7 - Arash Crimson

12.2K 1.6K 137
                                    

Demi Tuhan.

Aku tidak tahu kenapa bisa terjebak bersama orang berotak sengklek yang statusnya sebagai kakak kembarku sendiri.

"Arash, ayo jalan!~" perintah sang kakak dengan nada kekanakannya.

Kalau pembuluh darah bisa pecah saat marah, pasti tubuhku sudah bersimbah darah sekarang.

"Eric, kuingatkan sekali lagi. TURUN. DARI. MOTORKU."

Tetapi Eric tetap duduk manis di belakangku sembari tersenyum lebar.

Ingin rasanya kubuang dia ke tante girang terjauh.

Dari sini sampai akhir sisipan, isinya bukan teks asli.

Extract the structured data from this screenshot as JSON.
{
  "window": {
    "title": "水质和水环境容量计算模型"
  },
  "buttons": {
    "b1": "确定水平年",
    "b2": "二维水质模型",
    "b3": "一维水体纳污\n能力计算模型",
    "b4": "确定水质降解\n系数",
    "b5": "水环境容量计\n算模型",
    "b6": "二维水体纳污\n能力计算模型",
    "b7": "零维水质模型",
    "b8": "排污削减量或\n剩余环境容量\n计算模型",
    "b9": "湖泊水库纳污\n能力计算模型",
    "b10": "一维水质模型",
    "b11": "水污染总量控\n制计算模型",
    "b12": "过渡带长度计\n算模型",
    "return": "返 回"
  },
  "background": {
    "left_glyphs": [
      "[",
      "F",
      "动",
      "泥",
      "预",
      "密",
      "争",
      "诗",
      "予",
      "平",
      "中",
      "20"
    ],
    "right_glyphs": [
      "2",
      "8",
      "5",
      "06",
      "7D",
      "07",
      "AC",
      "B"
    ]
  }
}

Sayangnya ada bodyguard bernama Harlert yang siap menolong kakak tersayangnya dari apapun yang membahayakan nyawanya.

Aku salah satunya.

"Ayolah, memangnya salah kalau sesekali boncengan sama adik sendiri? Terus sekarang juga sudah telat masalahnya," Eric memelas. Tanganku berakhir menampar jidatku sendiri.

Siksaan apa lagi ini?!

Harlert pun nampak keluar rumah dengan rambut bangun tidurnya. "Harlert! Tolong singkirkan kakakmu dari Akarin!" perintahku. Harlert menoleh dan berjalan ke arah Akarin—motor ninja merah kesayanganku.

"Ayo jalan."

"JANGAN IKUT NAIK JUGA, BEGO."

"Hanya satu hari ini saja. Lagipula kita telat karena membantumu mencari kunci motormu," Harlert mengelak.

Sialan.

"Ya sudah. Hanya hari ini."

"Yeaaayy! Ayo jalan!"

Aku pun menyalakan Akarin dan berangkat ke sekolah.

Tunggu dulu ...

JADI INI YANG NAMANYA TRICENG?

ㅡㅡㅡㅡㅡㅡㅡㅡㅡㅡ

"Psst, lihat, deh! Si kembar triceng, tuh!"

"Mana, mana?"

"Dih, kaya cabe-cabean."

"Terong kali."

"Cucok."

"Hihihi, pemandangan langka."

"Ternyata mereka gitu orangnya."

"Ih, nyesel gue suka sama Arash."

Ett dah.

Baru juga ban motor masuk gerbang langsung dijadikan bahan gosip.

Dasar perempuan.

"Cepat sana turun. Sudah di sekolah, nih," desisku. Harlert dan Eric pun melompat turun.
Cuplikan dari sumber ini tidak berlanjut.